Bi-directional DMA UART with STM32F4 Discovery

This example firmware demonstrates using DMA for both rx and tx for minimal CPU load during transfers, and is 100% compatible with the Electric UI Quickstart Tutorial.

For a loopback example without Electric UI integration refer to 796ce88.

Why DMA?

DMA (Direct Memory Access) lets the microcontroller's peripherals transfer data to/from memory specified by the firmware developer, rather than making the developer read data out of registers manually.

DMA lets our USART/UART operate much efficiently than the more typical polling or per-byte interrupt based methods, as it seamlessly handles inbound and output transfers in the background with occasional interrupts when:

• the inbound buffer is half full,
• the inbound buffer is full,
• or the serial line has been idle for >1 frame!

This means the microcontroller isn't doing any work while data transfers, other than occasionally ensuring the buffer's don't overflow!

As a result, DMA transfers give one of the best UART experiences with Electric UI, with measured roundtrip heartbeat latency/jitter of 0.6ms ±0.2ms at 115200 baud. For reference, an Arduino Mega is about 6x slower, 4.5ms +-1.1ms, for the same baudrate.

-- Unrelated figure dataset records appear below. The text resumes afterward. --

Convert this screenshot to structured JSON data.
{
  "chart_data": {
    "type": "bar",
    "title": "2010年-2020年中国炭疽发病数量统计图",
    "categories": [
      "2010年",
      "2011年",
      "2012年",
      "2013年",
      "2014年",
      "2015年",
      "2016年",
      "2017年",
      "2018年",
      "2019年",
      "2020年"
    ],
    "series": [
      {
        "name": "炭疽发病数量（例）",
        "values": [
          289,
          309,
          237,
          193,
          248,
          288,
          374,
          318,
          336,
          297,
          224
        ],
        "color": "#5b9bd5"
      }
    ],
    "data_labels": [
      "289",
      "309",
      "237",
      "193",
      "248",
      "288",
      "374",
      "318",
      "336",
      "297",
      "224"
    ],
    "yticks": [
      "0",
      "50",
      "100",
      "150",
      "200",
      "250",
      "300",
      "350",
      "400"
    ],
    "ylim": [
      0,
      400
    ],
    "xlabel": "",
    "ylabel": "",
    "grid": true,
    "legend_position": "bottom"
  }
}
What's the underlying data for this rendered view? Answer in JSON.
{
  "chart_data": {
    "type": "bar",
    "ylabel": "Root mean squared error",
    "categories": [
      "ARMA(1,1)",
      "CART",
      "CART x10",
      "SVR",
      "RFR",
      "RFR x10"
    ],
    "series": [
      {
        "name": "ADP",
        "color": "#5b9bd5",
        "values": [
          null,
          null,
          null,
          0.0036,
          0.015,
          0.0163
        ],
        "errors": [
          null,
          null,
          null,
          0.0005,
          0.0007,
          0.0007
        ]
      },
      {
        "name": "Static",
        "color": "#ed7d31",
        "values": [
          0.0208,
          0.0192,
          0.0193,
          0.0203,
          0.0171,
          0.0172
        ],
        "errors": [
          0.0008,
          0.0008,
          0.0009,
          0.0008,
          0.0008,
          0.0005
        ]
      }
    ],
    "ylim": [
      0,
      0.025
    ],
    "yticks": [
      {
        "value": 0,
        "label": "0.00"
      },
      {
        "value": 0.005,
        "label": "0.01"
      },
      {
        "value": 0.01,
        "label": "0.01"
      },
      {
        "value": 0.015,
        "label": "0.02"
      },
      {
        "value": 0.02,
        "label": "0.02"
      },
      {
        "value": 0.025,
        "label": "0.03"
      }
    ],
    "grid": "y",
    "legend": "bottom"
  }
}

The actual time between the rx Idle Line interrupt firing at the end of the inbound packet, and the response packet's DMA transfer starting was measured around 0.65us +-0.21us.

Hardware Setup

• Hardware used was the ol' faithful green STM32F4 Discovery Board, STM32F407VGT6.
• Connect an external USB-UART adaptor to PD8/PD9 (and ground).
• The board is configured to run at 115200 baud by default.
• The orange led, LD3 on PD13, is used as a blinker for the standard hello-electric example.

Changing the microcontroller family

This example is setup against the STM32F407VGT6, but because it uses the ST HAL, changing to different F4 parts isn't too hard.

• If you're using cmake, change the -DSTM32F407xx to match your part i.e -DSTM32F405xx.
• Ensure your linker file STM32F407BVGTx_FLASH.ld file matches your micro, as your part might have more/less RAM and flash.
• Adjust the USART peripheral in use, GPIO pins, and LED pin as required for your development board.

Firmware Setup

This project was created with CubeMX (.ioc file included), but the usart.h/.c are heavily modified. The project was exported for SW4STM32, but imported and edited with CLion.

We've used the ST LL hal libraries.

1. The electricui-embedded library isn't included in this repo.
   • Either download the zip from GitHub and put the contents in Drivers/electricui-embedded.
   • Or git clone https://github.com/electricui/electricui-embedded into /Drivers.
2. Import the project into your IDE, or build using CMake.
3. Configure the build target as required for your IDE.
4. Build and flash the project to the devboard.

If you are not using CMake, you may need to delete or 'IDE exclude' the electricui-embedded sub-directories test and examples from the build.

Pre-built binaries for the STM32F407VGT6 discovery board are in /binaries.

Acknowledgements

Tilen Majerle's USART DMA examples are the best available resource for DMA USART on the STM32, this project basically combined several examples with some cleanup.